Excelで本当に理解すべきこととは
ITサポーターTsuchidaの土田です。私は起業する前に、パソコンの講師をやっていて、WordやExcelを教えていました。講師をしていた時に、テキストやカリキュラムに非常に疑問に思っていました。パソコン教室で教えることって、教えやすいシナリオで作成されていることと検定合格のためのものです。教える時にはこれは役に立ちますと言わなければいけないのですが、実際に実務ではそんなに役立たないのです。
私はLotus1-2-3の時代から表計算ソフトを知っているので、Excelの新しい便利な機能にはそれほど関心がありません。初期の頃からある標準的な機能を使えば効率的なことを、便利な機能を中心に教えることに非常に疑問を感じていました。
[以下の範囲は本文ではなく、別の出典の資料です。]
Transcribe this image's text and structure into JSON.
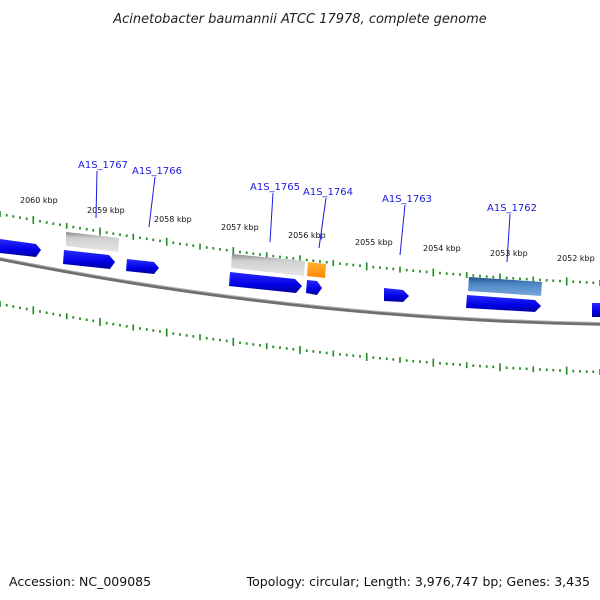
{
  "title": "Acinetobacter baumannii ATCC 17978, complete genome",
  "footer": {
    "accession": "Accession: NC_009085",
    "summary": "Topology: circular; Length: 3,976,747 bp; Genes: 3,435"
  },
  "colors": {
    "backbone": "#6f6f6f",
    "tick": "#1f8a1f",
    "gene_forward": "#0000ee",
    "gene_label": "#1a1adc",
    "pseudo": "#bdbdbd",
    "orange": "#ff9900",
    "steel": "#3f77b6"
  },
  "kbp_labels": [
    "2060 kbp",
    "2059 kbp",
    "2058 kbp",
    "2057 kbp",
    "2056 kbp",
    "2055 kbp",
    "2054 kbp",
    "2053 kbp",
    "2052 kbp"
  ],
  "gene_labels": [
    "A1S_1767",
    "A1S_1766",
    "A1S_1765",
    "A1S_1764",
    "A1S_1763",
    "A1S_1762"
  ]
}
私がExcelを使うにあたって、重要なExcelの基本は2つだと思っています。
1つ目は、セルに扱うデータには文字列と数値の2種類があるということです。これはパソコンの講習で最初でちょろっと紹介しますが、これはとても重要なことです。文字列と数値の違いは計算できるかどうかなので、文字列と数値の違いが理解できていないと関数を使うときに上手くいきません。計算以外に、文字列はセルの左詰めに表示され、数値は右詰めに表示されたり、0から始まる数字を数値で取り込むと0が消えてしまうなど、文字列と数値には明確な違いがあります。だた案外紹介されないので、セルの書式設定で表示形式を設定する場合に、表示形式に影響されないのが文字列(一部例外はあり)で、表示形式に影響されるのが数値です。この違いを理解できていない人は意外と多いのです。
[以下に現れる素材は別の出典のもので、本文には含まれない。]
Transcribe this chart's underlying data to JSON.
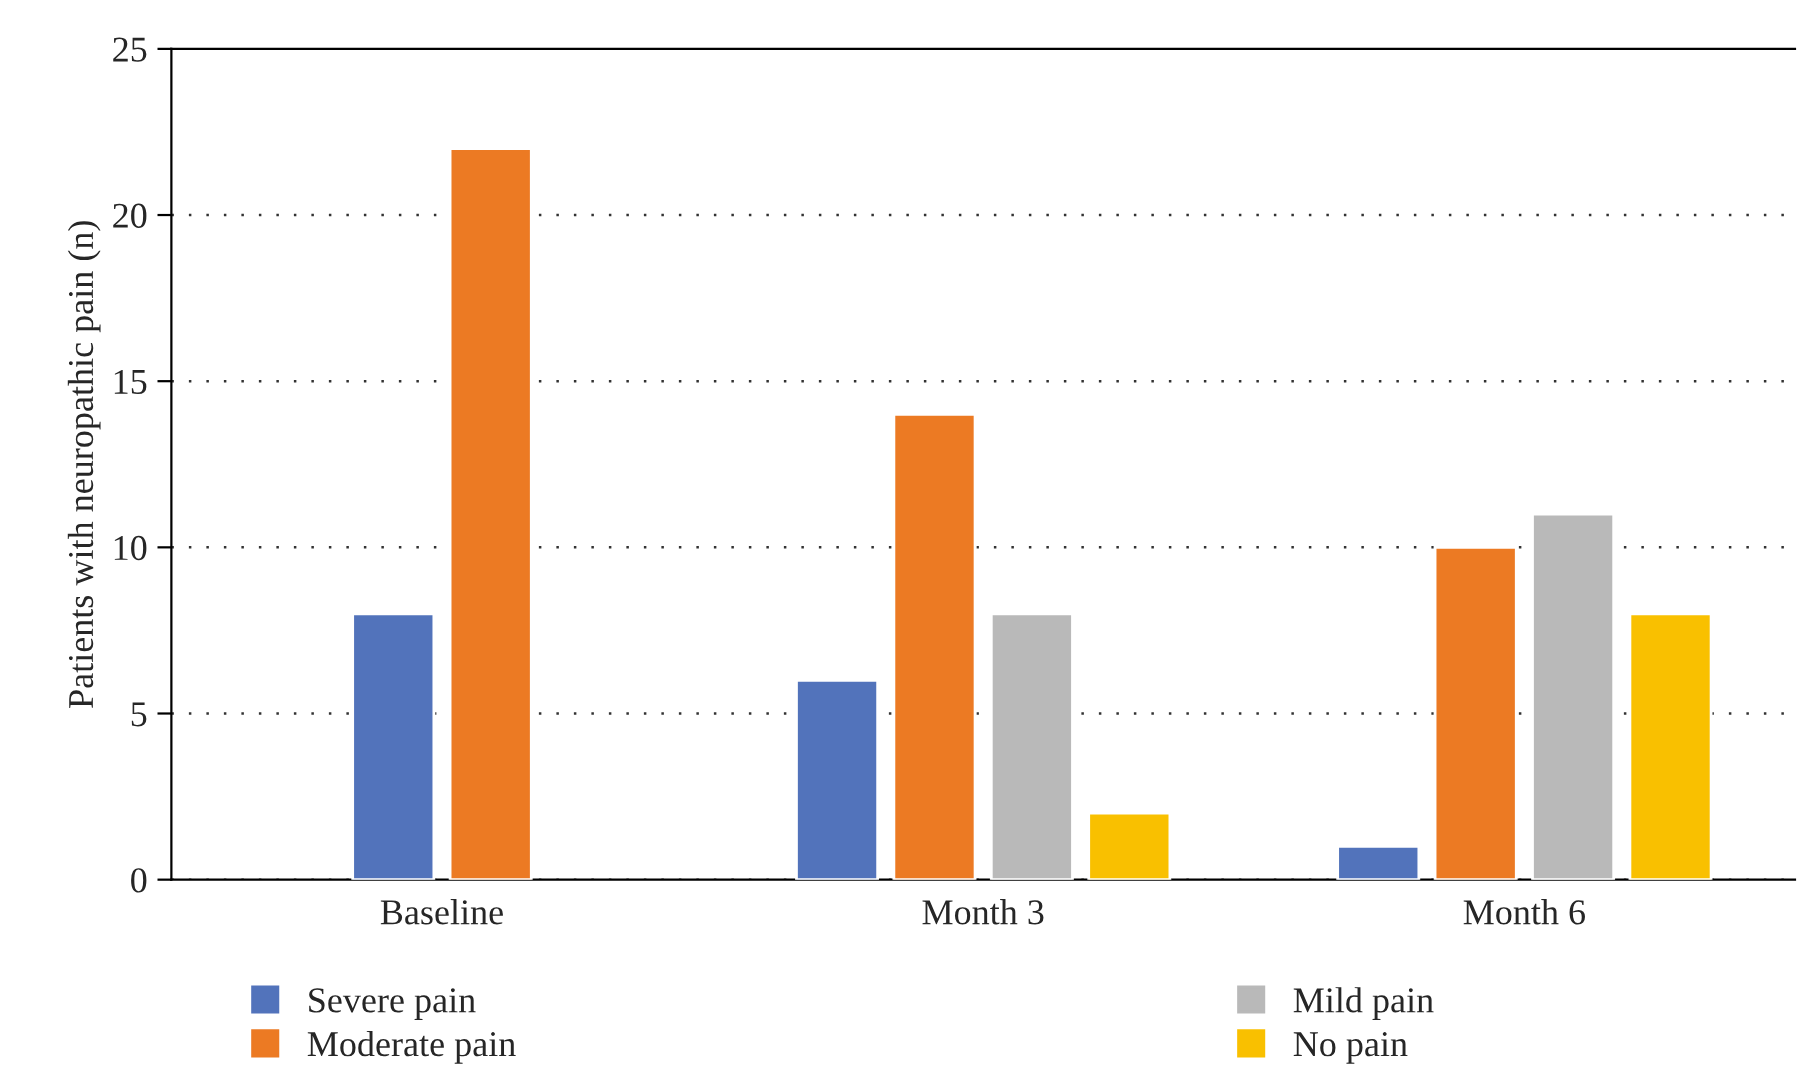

2つ目ですが、セルには複数の情報を持っているということです。この情報をプロパティと呼びます。複数のプロパティの中で大きく分けると、数式(Formula)・値(Value)・書式(Format)です。細かく言うと、書式の中に、表示形式・フォント・文字の色・罫線などがあります。Excelでセルに表示されているのは、値と書式の組み合わせであるということです。セルに複数の情報があるということで最もわかりやすい例を下に書きます。
例.
セルに「=TODAY()」という文字列を入力し、TODAY関数を入力します。すると表示されるのは今日の日付(2021/9/18)が表示されます。そのセルを選択している状態で、数式バーを見ると=TODAY()と表示されています。
このセルのプロパティは次の通りです。
数式:=TODAY()、値:44457、表示形式:yyyy/m/d
Excelの機能として日付関数を入力すると、値が1900/1/1からの何日目というシリアル値になり、表示形式も関数に応じた表示形式が設定されます。
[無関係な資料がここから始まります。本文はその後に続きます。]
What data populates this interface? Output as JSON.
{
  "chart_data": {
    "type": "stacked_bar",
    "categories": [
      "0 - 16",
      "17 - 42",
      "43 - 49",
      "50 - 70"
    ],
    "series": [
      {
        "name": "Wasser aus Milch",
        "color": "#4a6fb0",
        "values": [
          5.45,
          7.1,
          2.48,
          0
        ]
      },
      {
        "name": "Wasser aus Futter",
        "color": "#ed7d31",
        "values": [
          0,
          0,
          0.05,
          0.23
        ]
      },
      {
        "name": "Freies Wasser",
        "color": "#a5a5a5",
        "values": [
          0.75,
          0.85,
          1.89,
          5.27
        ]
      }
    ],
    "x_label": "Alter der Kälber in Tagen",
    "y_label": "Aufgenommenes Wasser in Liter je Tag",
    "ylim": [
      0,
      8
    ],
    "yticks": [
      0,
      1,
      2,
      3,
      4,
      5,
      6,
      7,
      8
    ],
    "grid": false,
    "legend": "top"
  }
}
セルには数式・値・表示形式などの書式のプロパティがあってそれぞれの設定でセルが表示されることが理解できると、関数やVBAを使うときにも理解が深まります。私はExcelを理解するうえで一番重要なのは、セル・列・行・シートをオブジェクトと呼びますが、オブジェクトごとに複数のプロパティがあり、プロパティにどのような状態になっているかを理解することです。
初心者はExcelの操作ばかり覚えようとしますが、Excelの基本は操作ではなく、文字列と数値の違いとオブジェクトのプロパティを理解することです。実はある程度Excelを使いこなしている人でもこの理解ができていないケースをよく見かけます。代表的なのは、計算結果の誤差です。割り算を使うと、割り切れない部分は小数点以下が出るのですが、表示形式で小数点を表示していないと、小数点以下の数字に掛け算をすると見かけでは誤差に見えます。割り算って、ROUND関数やINT関数を使わないと小数点以下が出るので、関数で小数点や小数点以下のどこかできちんと丸める必要があります。ヘルプデスクをやっている頃に、誤差が出るという問い合わせの多くが割り算を小数点以下があるにもかかわらず、表示形式で整数だけを表示していたため、小数点以下の数値を掛け算して合わないというものでした。これって按分計算でよくあることです。
今回はExcelの基本を紹介しましたが、パソコンの講習のExcelの無駄な教え方を、初心者用と上級者用では教え方を分ければいいという持論があります。初心者にはExcelでいかに入力作業を早くするかに特化する講習に絞り、上級者向けには処理を自動化するVBA講習です。関数やピボットテーブルはどこでもやっているので、本当に必要なのは初心者向けの入力特化講習と上級者向けのVBA講習なので、次回は初心者向けの入力特化講習について書くつもりです。